No entanto, ainda há muitas lacunas a serem preenchidas e várias questões a serem investigadas. O que se sabe é que as queimadas são eventos frequentes e naturais no Cerrado brasileiro, por exemplo, mas a ação humana tem ampliado a sua frequência e gerado diversos problemas ambientais. Além das perdas verificadas após o término do fogo, efeitos não facilmente visíveis também são detectados. As cinzas e a fuligem geradas pelo fogo são compostas por elementos químicos constituintes dos seres vivos queimados (vegetais ou animais) ou mesmo de materiais minerais, que podem ser degradados dependendo da intensidade do fogo.
Com a chegada das chuvas, ou mesmo transportada pelo ar, parte desse material atinge carreando uma os recursos hídricos, série de elementos químicos capazes de alterar a qualidade da água, prejudicando seu grau de potabilidade e, principalmente, a sobrevivência das espécies que habitam os ecossistemas aquáticos. A presença de macronutrientes como potássio, fósforo e nitrogênio, além de micronutrientes como vários metais, é marcante nas cinzas, e as quantidades disponíveis de cada um desses elementos são o aspecto de maior relevância para a determinação das consequências.
Em contato com a água, parte desses compostos se dissolve, alterando diversos parâmetros físico-químicos do meio aquático, entre eles o pH e o oxigênio dissolvido, fatores limitantes para a sobrevivência de algumas espécies. Nesse caso, ambientes com baixa vazão ou fluxo de água, tais como lagos, lagoas e reservatórios, podem ser mais comprometidos.

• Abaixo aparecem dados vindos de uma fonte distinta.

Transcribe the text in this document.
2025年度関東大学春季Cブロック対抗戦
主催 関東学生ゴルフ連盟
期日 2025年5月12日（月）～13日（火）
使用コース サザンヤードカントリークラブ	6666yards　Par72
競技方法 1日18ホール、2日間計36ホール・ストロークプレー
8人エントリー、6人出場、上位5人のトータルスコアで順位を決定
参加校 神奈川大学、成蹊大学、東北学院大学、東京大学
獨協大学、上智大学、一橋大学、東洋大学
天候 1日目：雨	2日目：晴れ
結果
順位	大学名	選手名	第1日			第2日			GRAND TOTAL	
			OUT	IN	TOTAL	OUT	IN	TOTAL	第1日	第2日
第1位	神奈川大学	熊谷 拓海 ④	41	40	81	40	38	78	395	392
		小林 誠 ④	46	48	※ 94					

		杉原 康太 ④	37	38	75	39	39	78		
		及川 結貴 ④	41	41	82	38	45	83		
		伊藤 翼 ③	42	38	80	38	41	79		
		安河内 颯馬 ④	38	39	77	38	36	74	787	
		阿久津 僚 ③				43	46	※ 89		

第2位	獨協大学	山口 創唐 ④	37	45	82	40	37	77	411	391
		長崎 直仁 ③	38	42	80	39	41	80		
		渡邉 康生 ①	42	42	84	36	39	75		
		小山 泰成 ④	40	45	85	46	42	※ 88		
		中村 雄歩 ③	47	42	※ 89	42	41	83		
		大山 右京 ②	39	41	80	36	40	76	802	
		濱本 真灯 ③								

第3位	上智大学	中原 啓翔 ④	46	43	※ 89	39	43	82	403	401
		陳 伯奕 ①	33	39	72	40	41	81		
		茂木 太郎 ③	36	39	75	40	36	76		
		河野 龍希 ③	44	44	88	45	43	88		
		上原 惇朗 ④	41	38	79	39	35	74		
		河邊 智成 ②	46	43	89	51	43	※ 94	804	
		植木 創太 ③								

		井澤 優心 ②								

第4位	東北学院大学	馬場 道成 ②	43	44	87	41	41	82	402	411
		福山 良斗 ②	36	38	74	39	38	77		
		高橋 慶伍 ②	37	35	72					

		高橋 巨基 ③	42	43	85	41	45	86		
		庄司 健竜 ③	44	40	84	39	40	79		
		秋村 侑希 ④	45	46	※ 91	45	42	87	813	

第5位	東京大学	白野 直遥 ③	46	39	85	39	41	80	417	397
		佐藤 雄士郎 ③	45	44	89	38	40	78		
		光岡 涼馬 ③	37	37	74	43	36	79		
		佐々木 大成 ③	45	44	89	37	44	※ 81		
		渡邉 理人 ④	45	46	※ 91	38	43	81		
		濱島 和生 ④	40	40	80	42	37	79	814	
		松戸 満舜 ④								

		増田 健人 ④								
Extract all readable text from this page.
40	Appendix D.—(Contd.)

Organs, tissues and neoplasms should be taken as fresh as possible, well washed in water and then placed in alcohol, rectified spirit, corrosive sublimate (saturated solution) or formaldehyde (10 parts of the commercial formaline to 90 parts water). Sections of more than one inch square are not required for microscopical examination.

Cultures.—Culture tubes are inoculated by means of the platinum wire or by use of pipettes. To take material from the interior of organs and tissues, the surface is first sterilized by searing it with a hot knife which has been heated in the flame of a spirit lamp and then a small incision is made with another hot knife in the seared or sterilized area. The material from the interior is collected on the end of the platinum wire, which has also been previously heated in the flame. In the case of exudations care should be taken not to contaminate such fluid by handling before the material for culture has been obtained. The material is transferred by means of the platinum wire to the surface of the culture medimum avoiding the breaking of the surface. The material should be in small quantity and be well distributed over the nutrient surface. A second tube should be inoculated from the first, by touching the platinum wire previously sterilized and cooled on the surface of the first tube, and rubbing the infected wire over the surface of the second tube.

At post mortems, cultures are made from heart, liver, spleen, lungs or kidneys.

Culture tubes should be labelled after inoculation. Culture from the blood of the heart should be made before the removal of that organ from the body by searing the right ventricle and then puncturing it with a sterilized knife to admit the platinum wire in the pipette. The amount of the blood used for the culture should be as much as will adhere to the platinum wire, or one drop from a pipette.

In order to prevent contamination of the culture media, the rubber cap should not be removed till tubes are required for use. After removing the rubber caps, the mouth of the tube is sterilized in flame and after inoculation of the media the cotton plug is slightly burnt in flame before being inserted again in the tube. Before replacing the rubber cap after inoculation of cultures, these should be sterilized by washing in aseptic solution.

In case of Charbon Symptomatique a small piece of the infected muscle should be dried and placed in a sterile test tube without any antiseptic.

A contaminação da água subterrânea pelas cinzas também foi estudada, e pode ser um ponto de atenção com relação a distúrbios digestivos em indivíduos que consomem água de poço, ou até mesmo um problema para irrigantes que utilizam essa água, visto que elementos como o cálcio e o magnésio podem prejudicar o funcionamento dos equipamentos de irrigação.
Dados relacionados ao comportamento humano mostram que o uso errôneo do fogo pode e deve ser minimizado, sobretudo com maior envolvimento de órgãos públicos, por meio da promoção de atividades instrucionais e de educação ambiental para as comunidades, além do combate a práticas que podem ser prejudiciais ao ambiente e à saúde humana.
O fato é que o equilíbrio na interação entre água, fogo e ações humanas precisa urgentemente ser reestabelecido, de modo a reduzir os danos observados, garantindo assim a sobrevivência humana e a sustentabilidade ambiental do planeta.